Immigrants from Africa and other parts of the world where Christianity is more robust, who might “re-evangelize” the West, are too often relegated to caring for their immigrant communities, as seen on church signs offering “Service in English at 10 — (Other Culture) Service at Noon.”
I might be hard put to preach on World Mission Sunday. There’s the temptation to lament our cultural sickness on the one hand or, on the other, to inflict a wretched, “You guys gotta try harder” harangue on God’s beleaguered people.
But the recent praying of Psalm 87 made me aware that the Holy Spirit, via prophecy through believers or signs planted among unbelievers, does prepare the way for mission to keep reaching to the end of the earth.

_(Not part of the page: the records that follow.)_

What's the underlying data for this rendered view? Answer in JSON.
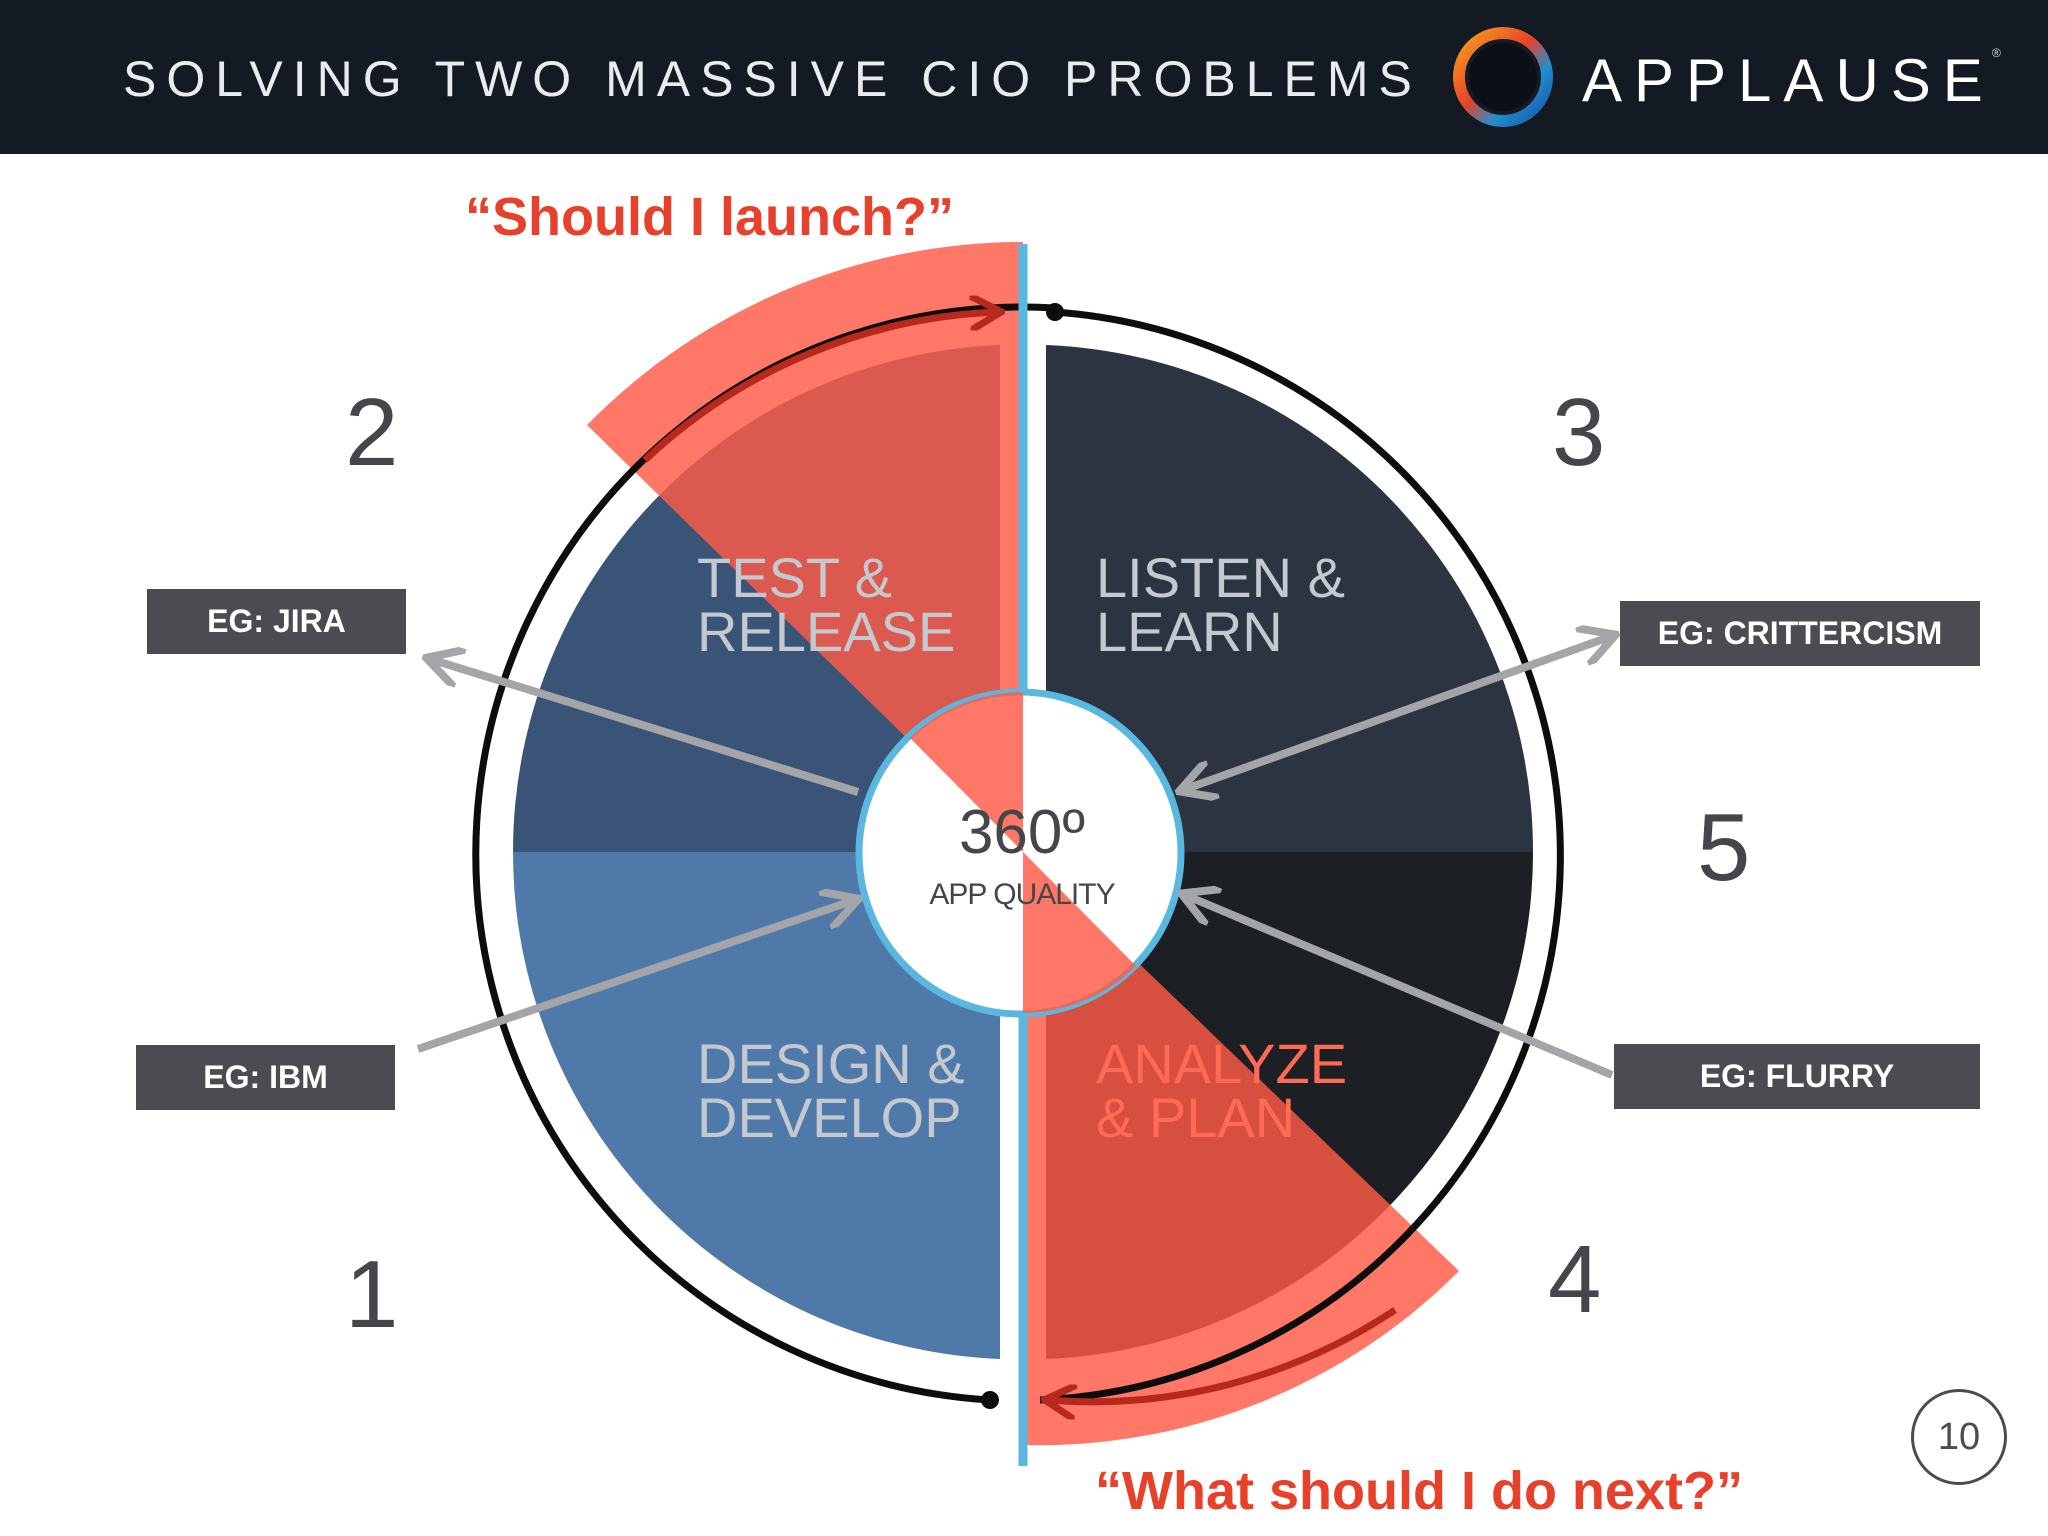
{
  "header": {
    "title": "SOLVING TWO MASSIVE CIO PROBLEMS",
    "brand": "APPLAUSE",
    "brand_mark": "®"
  },
  "questions": {
    "top": "“Should I launch?”",
    "bottom": "“What should I do next?”"
  },
  "center": {
    "value": "360º",
    "label": "APP QUALITY"
  },
  "segments": {
    "design": {
      "line1": "DESIGN &",
      "line2": "DEVELOP"
    },
    "test": {
      "line1": "TEST &",
      "line2": "RELEASE"
    },
    "listen": {
      "line1": "LISTEN &",
      "line2": "LEARN"
    },
    "analyze": {
      "line1": "ANALYZE",
      "line2": "& PLAN"
    }
  },
  "step_numbers": {
    "one": "1",
    "two": "2",
    "three": "3",
    "four": "4",
    "five": "5"
  },
  "examples": {
    "jira": "EG: JIRA",
    "ibm": "EG: IBM",
    "crittercism": "EG: CRITTERCISM",
    "flurry": "EG: FLURRY"
  },
  "page_number": "10",
  "colors": {
    "header_bg": "#141a23",
    "design": "#4f79a9",
    "test": "#3a5477",
    "listen": "#2b3440",
    "analyze": "#1c1f24",
    "highlight": "#ff6a55",
    "question_text": "#e8412b",
    "axis_line": "#5ab7e0"
  }
}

I think that this is how I will find myself praying on this World Mission Sunday. I will ask God to open eyes of faith in all kinds of unexpected places, that salvation in Jesus Christ may be discovered, and new missionaries given power by the Holy Spirit to spread the Good News of life where sin and death assert their reign.


Spot on. Caused me to pause and ask “how did we get here?” And “it’s the US and Europe who need missionaries spreading the word”. Thank you.